Here’s part of the article:
“Social media is no different than traditional ways lawyers have attracted business in the past namely through meeting and connecting with other people,” said Ryan McKeen, an attorney with Leone, Throwe, Teller & Nagle in East Hartford. “Social media is just another venue for that to happen. I can source business directly to my blog (aconnecticutlawblog.com), Facebook account, and Twitter.”
McKeen says that new technologies are changing the very way lawyers work, particularly in their ability to process and organize large amounts of information rapidly from any location — eliminating the traditional reliance on paper.
While many lawyers see social media as just another marketing tool, McKeen says it is much more.
“Marketing is the wrong way to think about how to use social media,” he said. “Be it a blog or Twitter or Facebook — it’s about connecting to your audience and them connecting to you.”

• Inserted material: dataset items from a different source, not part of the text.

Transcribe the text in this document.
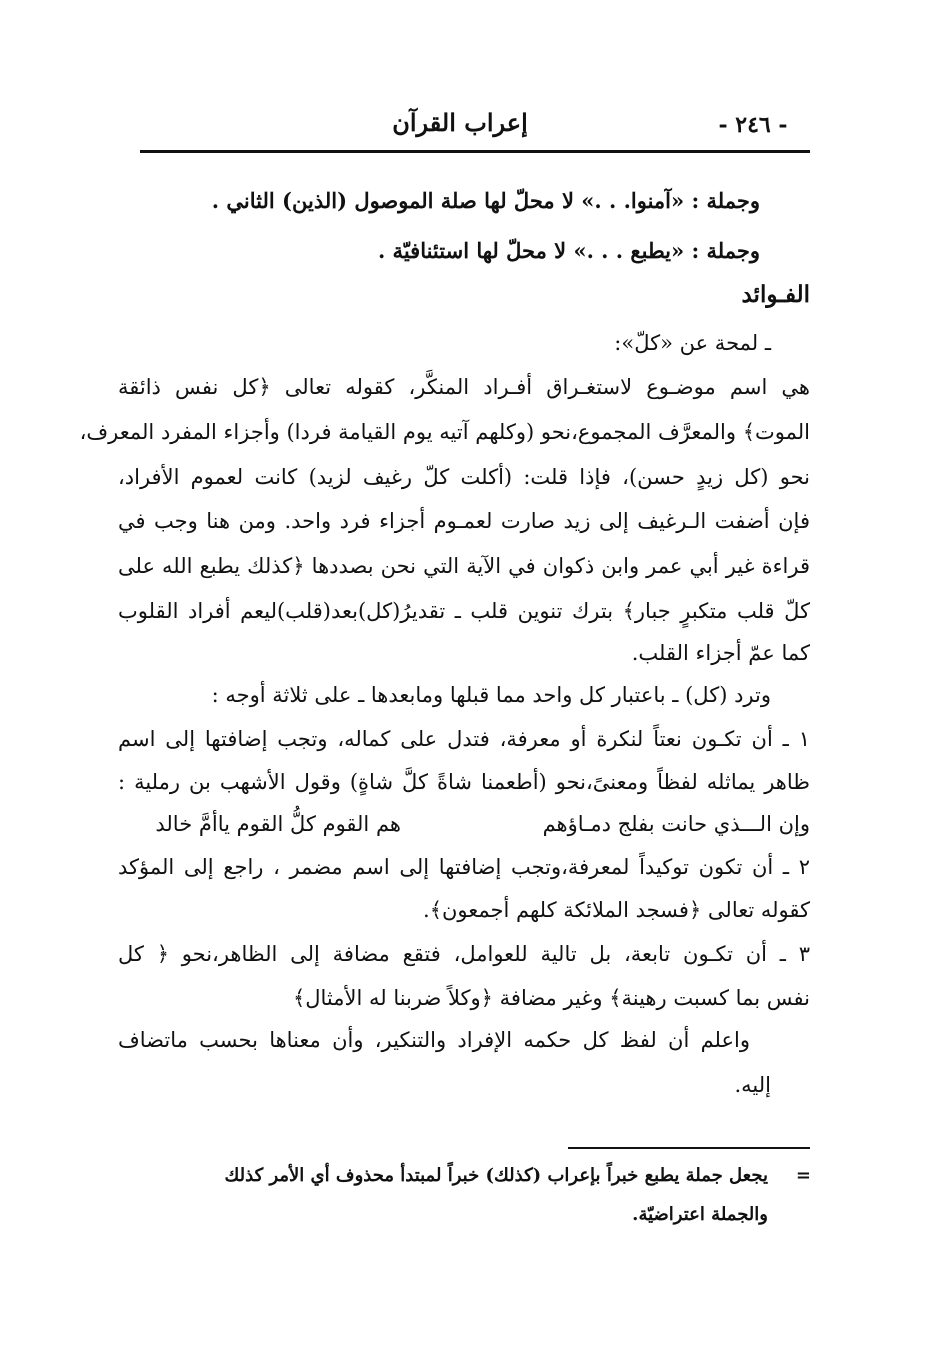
- ٢٤٦ -
إعراب القرآن
وجملة : «آمنوا. . .» لا محلّ لها صلة الموصول (الذين) الثاني .
وجملة : «يطبع . . .» لا محلّ لها استئنافيّة .
الفـوائد
ـ لمحة عن «كلّ»:
هي اسم موضـوع لاستغـراق أفـراد المنكَّر، كقوله تعالى ﴿كل نفس ذائقة
الموت﴾ والمعرَّف المجموع،نحو (وكلهم آتيه يوم القيامة فردا) وأجزاء المفرد المعرف،
نحو (كل زيدٍ حسن)، فإذا قلت: (أكلت كلّ رغيف لزيد) كانت لعموم الأفراد،
فإن أضفت الـرغيف إلى زيد صارت لعمـوم أجزاء فرد واحد. ومن هنا وجب في
قراءة غير أبي عمر وابن ذكوان في الآية التي نحن بصددها ﴿كذلك يطبع الله على
كلّ قلب متكبرٍ جبار﴾ بترك تنوين قلب ـ تقديرُ(كل)بعد(قلب)ليعم أفراد القلوب
كما عمّ أجزاء القلب.
وترد (كل) ـ باعتبار كل واحد مما قبلها ومابعدها ـ على ثلاثة أوجه :
١ ـ أن تكـون نعتاً لنكرة أو معرفة، فتدل على كماله، وتجب إضافتها إلى اسم
ظاهر يماثله لفظاً ومعنىً،نحو (أطعمنا شاةً كلَّ شاةٍ) وقول الأشهب بن رملية :
وإن الـــذي حانت بفلج دمـاؤهم
هم القوم كلُّ القوم ياأمَّ خالد
٢ ـ أن تكون توكيداً لمعرفة،وتجب إضافتها إلى اسم مضمر ، راجع إلى المؤكد
كقوله تعالى ﴿فسجد الملائكة كلهم أجمعون﴾.
٣ ـ أن تكـون تابعة، بل تالية للعوامل، فتقع مضافة إلى الظاهر،نحو ﴿ كل
نفس بما كسبت رهينة﴾ وغير مضافة ﴿وكلاً ضربنا له الأمثال﴾
واعلم أن لفظ كل حكمه الإفراد والتنكير، وأن معناها بحسب ماتضاف
إليه.
=
يجعل جملة يطبع خبراً بإعراب (كذلك) خبراً لمبتدأ محذوف أي الأمر كذلك
والجملة اعتراضيّة.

One increasingly popular way to connect is with blogs such as McKeen’s. Blog posts not only allow lawyers to reach an enormous potential customer base, but also allow them to position themselves as thought leaders.
McKeen believes firm leaders should wholeheartedly promote the sharing of ideas.
“I’m all for unstructured,’’ McKeen said. “Leadership should let its talented lawyers do great things across platforms and benefit from the results. The worst blogs are boring blogs. Rules make for boring blogs. Many lawyers write well and are uniquely situated to share insights on issues that benefit others. Lawyers should do that and firm leaders should encourage them to do so.”